Kidney and isolated islets samples were used for histological assessment. The left kidney was recovered at PODs 14 and 56 after transplantation to evaluate any early changes in transplanted islets. Moreover, islets embedded in 2% agarose (UltraPure™ LMP Agarose; Invitrogen™) gel were used to detect adiponectin receptor AdipoR1. The organs and tissues were fixed using a 10% neutral formalin buffer solution and embedded using paraffin. Paraffin sections (3 µm) of kidney specimens were either stained with hematoxylin and eosin or subjected to immunohistochemistry to examine insulin (to detect islets) and von Willebrand factor (vWF, to detect vessels). The primary antibodies were guinea pig anti-insulin (1:100; Agilent, Dako, Tokyo, Japan), rabbit anti-vWF antibody (1:100; Abcam, Cambridge, UK), rabbit anti-AdipoR1 (1:1,000; Abcam), and goat anti-AdipoR2 (1:250; Abcam). After incubation with the primary antibodies, Alexa 488-conjugated donkey anti-guinea pig (1:100; Jackson ImmunoResearch Laboratories, Inc., West Grove, PA, USA), Alexa 647-conjugated donkey antirabbit (1:100; Jackson ImmunoResearch Laboratories, Inc.), Alexa 488-conjugated goat antirabbit (1:100; Jackson ImmunoResearch Laboratories, Inc.), Cy3-conjugated goat antirabbit (1:100; Jackson ImmunoResearch Laboratories, Inc.), Alexa 488 antigoat, and Cy3 antigoat were used as secondary antibodies. Nuclear staining was performed using 4′,6-diamidino-2-phenylindole (DAPI). All histology was observed using a BZ-X700 microscope (Keyence, Itasca, IL, USA). These findings were quantified for statistical evaluation. The vessel density in the engrafted islets was calculated using the following formula: [numbers of vessels (vWF-positive) in an islet/area of an islet] (/mm2) and [vWF-positive area / area of an islet] in a field of view at ×200 magnification. AdipoR1 or AdipoR2-positive area per islet (in percentage) was also quantified using the same method. These quantifications were performed using ImageJ® software (National Institutes of Health, Bethesda, MD, USA).
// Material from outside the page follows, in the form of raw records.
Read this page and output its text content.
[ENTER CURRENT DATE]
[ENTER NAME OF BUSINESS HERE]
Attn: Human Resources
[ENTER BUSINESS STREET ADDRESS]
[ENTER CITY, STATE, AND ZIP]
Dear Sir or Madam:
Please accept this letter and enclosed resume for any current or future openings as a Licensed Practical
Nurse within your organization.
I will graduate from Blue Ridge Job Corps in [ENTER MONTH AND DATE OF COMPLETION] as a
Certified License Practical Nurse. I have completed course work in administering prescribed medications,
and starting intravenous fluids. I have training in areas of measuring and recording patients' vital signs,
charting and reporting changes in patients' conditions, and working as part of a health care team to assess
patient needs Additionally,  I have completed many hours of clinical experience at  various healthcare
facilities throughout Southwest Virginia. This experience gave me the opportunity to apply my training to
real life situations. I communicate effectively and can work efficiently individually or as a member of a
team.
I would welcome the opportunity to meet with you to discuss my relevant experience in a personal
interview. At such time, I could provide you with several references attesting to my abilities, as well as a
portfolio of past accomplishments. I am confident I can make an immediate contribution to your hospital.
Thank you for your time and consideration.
Blood glucose, plasma insulin, and change in blood glucose in the IPGTT were compared between the fat-covered and other groups using two-way repeated-measures analysis of variance. Comparison of normoglycemia rate was made using the Kaplan–Meier method with the log-rank test. All multiple comparisons were assessed using Dunnett’s test. All the data are presented as mean ± standard error of the mean. Significant differences were defined as P < 0.05. All tests were two-sided, and all statistical analyses were performed by JMP®12.0.0 (SAS Institute Inc., Cary, NC, USA).
Statement on ARRIVE guidelines
Study is reported in accordance with ARRIVE guidelines. All experiments were performed in accordance with relevant guidelines and regulations.